Ergonomics must address this high-risk area

If your ergonomics program focuses only on patient lifts, you’re missing the greatest cause of patient-handling injuries, according to a recent study.

About 18% of health care workers are injured while repositioning patients in bed, a study at seven hospitals found.1 "I think we need to bring more attention to this problem.

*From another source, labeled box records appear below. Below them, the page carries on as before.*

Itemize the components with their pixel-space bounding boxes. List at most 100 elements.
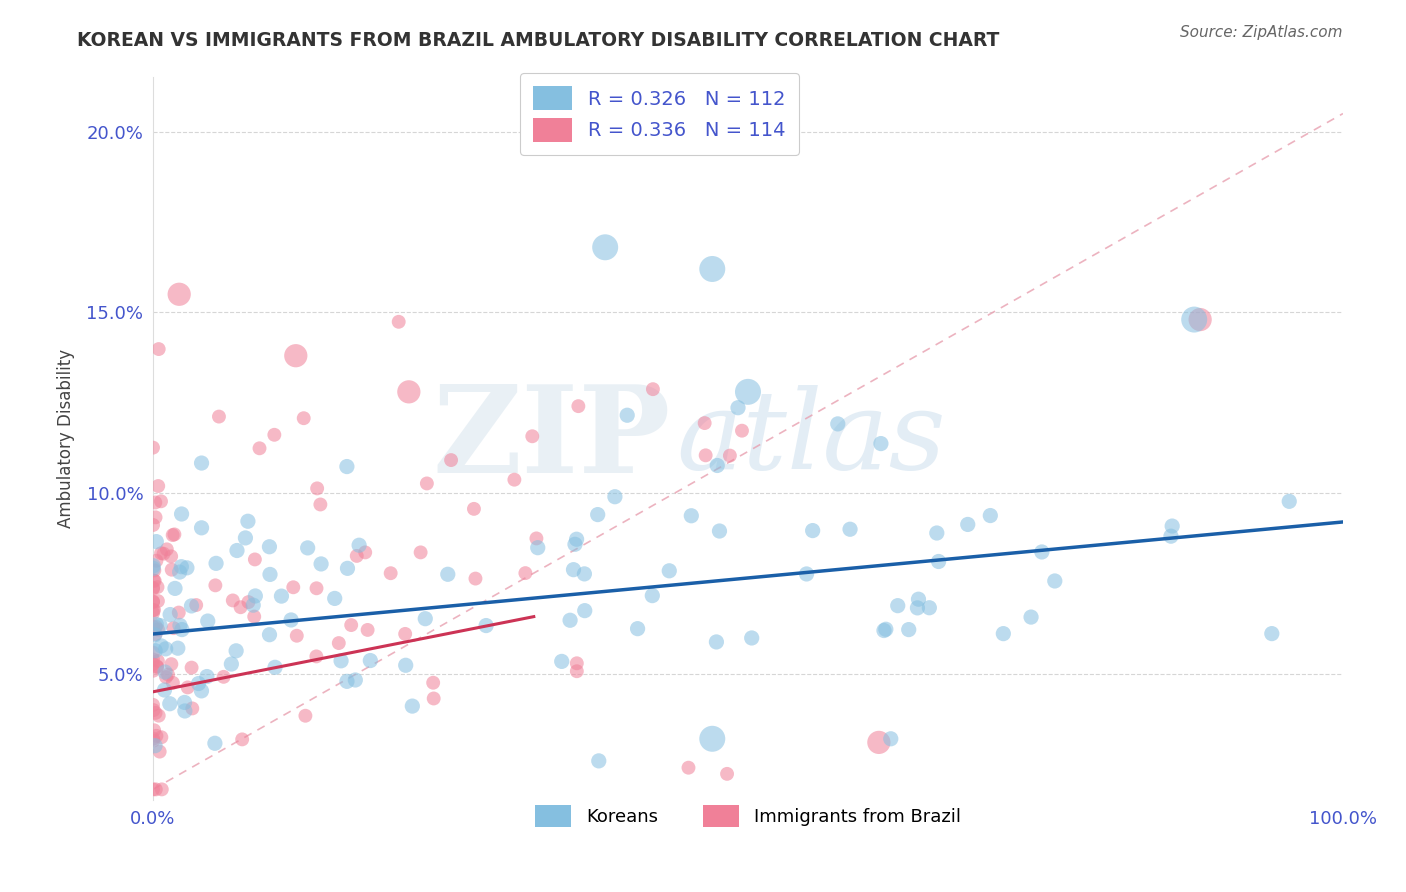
Point: [827, 417, 849, 431]
Point: [626, 622, 648, 636]
Point: [558, 613, 581, 627]
Point: [409, 545, 432, 559]
Point: [149, 618, 172, 632]
Point: [796, 566, 818, 581]
Point: [284, 349, 307, 363]
Point: [394, 627, 416, 641]
Point: [565, 657, 588, 671]
Point: [422, 691, 444, 706]
Point: [907, 592, 929, 607]
Point: [897, 623, 920, 637]
Point: [695, 448, 717, 462]
Point: [839, 522, 862, 536]
Point: [401, 699, 423, 714]
Point: [149, 745, 172, 759]
Point: [586, 508, 609, 522]
Point: [463, 501, 485, 516]
Point: [169, 565, 191, 579]
Point: [243, 609, 266, 624]
Point: [190, 521, 212, 535]
Point: [503, 473, 526, 487]
Point: [693, 416, 716, 430]
Point: [150, 639, 173, 653]
Point: [475, 618, 498, 632]
Point: [145, 510, 167, 524]
Point: [280, 613, 302, 627]
Point: [142, 620, 165, 634]
Point: [173, 704, 195, 718]
Point: [1043, 574, 1066, 588]
Point: [142, 561, 165, 575]
Text: ZIP: ZIP: [433, 380, 671, 498]
Point: [146, 659, 169, 673]
Point: [145, 627, 167, 641]
Point: [380, 566, 402, 581]
Point: [152, 547, 174, 561]
Point: [176, 681, 198, 695]
Point: [142, 703, 165, 717]
Point: [305, 649, 328, 664]
Point: [603, 490, 626, 504]
Point: [702, 731, 724, 746]
Point: [181, 701, 204, 715]
Point: [153, 683, 176, 698]
Point: [145, 729, 167, 743]
Point: [150, 782, 173, 797]
Point: [156, 542, 179, 557]
Point: [264, 660, 287, 674]
Text: atlas: atlas: [676, 385, 946, 492]
Point: [142, 574, 165, 588]
Point: [148, 479, 170, 493]
Point: [170, 559, 193, 574]
Point: [142, 731, 165, 746]
Point: [167, 606, 190, 620]
Point: [918, 600, 941, 615]
Point: [197, 614, 219, 628]
Y-axis label: Ambulatory Disability: Ambulatory Disability: [58, 350, 75, 528]
Point: [567, 399, 589, 413]
Point: [142, 733, 165, 747]
Point: [979, 508, 1001, 523]
Point: [142, 698, 165, 712]
Point: [526, 532, 548, 546]
Point: [162, 621, 184, 635]
Point: [148, 708, 170, 723]
Point: [925, 526, 948, 541]
Point: [574, 566, 596, 581]
Point: [564, 537, 586, 551]
Point: [641, 589, 664, 603]
Point: [142, 594, 165, 608]
Point: [163, 582, 186, 596]
Point: [150, 731, 173, 745]
Point: [145, 617, 167, 632]
Point: [238, 595, 260, 609]
Point: [562, 563, 585, 577]
Point: [388, 315, 411, 329]
Point: [868, 735, 890, 749]
Point: [1278, 494, 1301, 508]
Point: [616, 409, 638, 423]
Point: [142, 518, 165, 533]
Point: [907, 600, 929, 615]
Point: [440, 453, 463, 467]
Point: [737, 384, 759, 399]
Point: [593, 240, 616, 254]
Point: [259, 567, 281, 582]
Point: [143, 563, 166, 577]
Point: [1019, 610, 1042, 624]
Point: [142, 782, 165, 797]
Point: [270, 589, 292, 603]
Point: [1031, 545, 1053, 559]
Point: [870, 436, 893, 450]
Point: [641, 382, 664, 396]
Point: [565, 533, 588, 547]
Point: [146, 594, 169, 608]
Point: [681, 508, 703, 523]
Point: [159, 607, 181, 622]
Point: [142, 581, 165, 595]
Point: [464, 572, 486, 586]
Point: [143, 644, 166, 658]
Point: [245, 589, 267, 603]
Point: [163, 527, 186, 541]
Point: [221, 657, 243, 671]
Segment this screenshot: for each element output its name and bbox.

I don’t know if a lot of hospitals understand how big this problem really is," says Guy Fragala, PhD, PE, CSP, director of environmental health and safety at the University of Massachusetts Medical Center in Worcester and lead author of the study.

Injuries occur when health care workers reach out or bend over to move a patient in bed. At the seven hospitals studied, 153 injuries resulting in strain or sprain — or 17.9% of all such injuries — occurred while repositioning a patient in bed. Patient lifts accounted for 102 (11.9%) injuries; transfers between beds and chairs resulted in 97 (11.3%) injuries; transport of patients led to 94 (11%) injuries; and lateral transfers were cited in 49 (5.7%) of injuries.

Those results highlight the difference between long-term care ergonomics and injuries at acute care hospitals. Hospital workers engage in more frequent repositioning of patients, while long-term care facilities focus more on transfer of residents from beds to chairs or wheelchairs, Fragala says.

Health care workers may not be aware of the risk associated with repositioning, he notes.

"Larger patients will increase the risk, but any adult patient is going to be of a significant weight and is going to present a risk," Fragala explains.

Ideally, hospitals should try to eliminate the need for repositioning altogether. New beds with "sheerless pivot" have been designed to prevent patients from sliding down, he says.

"To this point, there really hasn’t been an effective mechanized way to do this repositioning," he says. "We’ve been trying to do it with friction-reducing devices, but you’ve got to get them under the patient. Then once you slide the person up . . . [he or she often will] slide back down."

Mechanical repositioning devices are under development, Fragala says. Some beds have features that assist in turning. The simplest aid is a slip sheet.

"One of the immediate things [health care workers] can do is to get the bed at the appropriate height," he says. "Get help if necessary. Try to avoid awkward postures and reaching. Try some repositioning aids and friction-reducing devices." (See repositioning flowchart.)

Meanwhile, research continues into repositioning. "We need more technology to assist us to make improvements in this realm of repositioning," Fragala says.

Reference

1. Fragala G; Bailey LP. Addressing occupational strains and sprains: Musculoskeletal injuries in hospitals. AAOHN Journal 2003; 51:1-8.